E ancora - delineando un quadro duro, ma con parole ricche di umanità -: si sentono "costretti a lavorare per non vedere fallito il proprio sogno migratorio"; vivono "un forte isolamento sociale"; sono "sfruttati e discriminati da datori di lavoro senza scrupoli che approfittano della loro vulnerabilità per reperire lavoro a bassissimo costo, poiché si tratta di persone disposte a tutto per sopravvivere".

Turni massacranti e paghe minime

Tre euro. A tanto ammontava la paga per una consegna, indipendentemente dalla distanza percorsa; con punizioni anche da 50 centesimi se non venivano accettate le fase orarie proposte. Il risultato era che anche in un turno "massacrante" di circa 70 consegne al giorno non si superavano i 200 euro di guadagno, spesso accreditati anche in ritardo.

Oltre 21mila euro le mance "rubate" dai caporali.La situazione è persino peggiorata con l'emergenza Covid e con l'esplosione dei servizi di consegna a domicilio, che "potrebbe aver provocato reclutamenti a valanga e non controllati".
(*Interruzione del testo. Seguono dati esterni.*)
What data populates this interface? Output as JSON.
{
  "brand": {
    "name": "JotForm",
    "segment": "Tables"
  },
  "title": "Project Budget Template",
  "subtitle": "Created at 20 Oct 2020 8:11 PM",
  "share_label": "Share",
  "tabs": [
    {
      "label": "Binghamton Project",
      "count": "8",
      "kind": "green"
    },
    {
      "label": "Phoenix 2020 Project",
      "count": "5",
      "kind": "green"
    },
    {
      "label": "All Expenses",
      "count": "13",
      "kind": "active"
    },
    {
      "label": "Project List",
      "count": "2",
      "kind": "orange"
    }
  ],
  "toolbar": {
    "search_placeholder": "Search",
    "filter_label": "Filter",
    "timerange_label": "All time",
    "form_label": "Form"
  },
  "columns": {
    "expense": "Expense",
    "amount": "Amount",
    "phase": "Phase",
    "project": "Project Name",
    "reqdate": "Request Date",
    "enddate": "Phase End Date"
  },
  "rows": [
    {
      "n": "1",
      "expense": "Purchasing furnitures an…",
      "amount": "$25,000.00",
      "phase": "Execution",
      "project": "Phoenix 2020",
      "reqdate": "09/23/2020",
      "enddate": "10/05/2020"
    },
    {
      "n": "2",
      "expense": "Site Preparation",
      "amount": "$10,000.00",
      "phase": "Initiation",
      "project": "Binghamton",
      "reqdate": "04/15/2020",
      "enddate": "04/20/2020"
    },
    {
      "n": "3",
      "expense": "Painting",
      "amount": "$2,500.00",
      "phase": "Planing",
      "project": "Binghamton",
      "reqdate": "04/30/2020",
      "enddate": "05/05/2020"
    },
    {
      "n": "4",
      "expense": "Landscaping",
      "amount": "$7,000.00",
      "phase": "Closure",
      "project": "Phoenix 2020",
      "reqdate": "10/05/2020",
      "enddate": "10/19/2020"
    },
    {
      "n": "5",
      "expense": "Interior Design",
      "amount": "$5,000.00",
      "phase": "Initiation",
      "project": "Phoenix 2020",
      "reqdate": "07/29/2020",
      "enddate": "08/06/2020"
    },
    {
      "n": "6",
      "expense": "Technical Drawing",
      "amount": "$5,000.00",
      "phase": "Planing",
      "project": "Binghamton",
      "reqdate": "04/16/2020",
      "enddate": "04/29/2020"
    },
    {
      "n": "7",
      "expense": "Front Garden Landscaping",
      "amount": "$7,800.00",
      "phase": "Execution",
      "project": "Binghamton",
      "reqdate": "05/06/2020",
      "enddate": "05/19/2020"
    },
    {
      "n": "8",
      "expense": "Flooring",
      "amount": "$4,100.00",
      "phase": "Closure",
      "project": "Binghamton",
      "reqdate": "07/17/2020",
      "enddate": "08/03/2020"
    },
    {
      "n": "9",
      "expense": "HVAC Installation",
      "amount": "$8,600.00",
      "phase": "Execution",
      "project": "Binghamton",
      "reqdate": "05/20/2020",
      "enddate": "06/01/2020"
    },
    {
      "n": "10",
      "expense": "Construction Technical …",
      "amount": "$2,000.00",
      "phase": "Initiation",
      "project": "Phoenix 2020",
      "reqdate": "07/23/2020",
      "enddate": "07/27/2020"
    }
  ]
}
Si è arrivati infatti ad un "regime di sopraffazione retributivo" nei confronti di persone "reclutate in una situazione di emarginazione sociale", aggravata "dall'emergenza sanitaria a seguito della quale l'utilizzo dei rider è progressivamente aumentato a causa dei restringimenti alla libertà di circolazione", considerano i togati.

Le indagini

L'indagine che ha portato al provvedimento è stata condotta dalla Guardia di finanza, Nucleo di polizia economico finanziaria di Milano, con il coordinamento del pm Paolo Storari e della numero uno della Dda, Alessandra Dolci.

Alle società intermediarie sono stati contestati anche la frode per circa 500mila euro di contributi non pagati; è stato sequestrato oltre mezzo milione di euro, trovato in una cassetta di sicurezza e sono stati indagati 5 fra titolari e gestori per praticamente "tutti" i reati in materia di diritto del lavoro.

Dal canto suo, Uber Eats in una nota ha spiegato di aver "messo la propria piattaforma a disposizione di utenti, ristoranti e corrieri negli ultimi 4 anni in Italia nel pieno rispetto di tutte le normative locali. Condanniamo - aggiungono - ogni forma di caporalato attraverso i nostri servizi in Italia".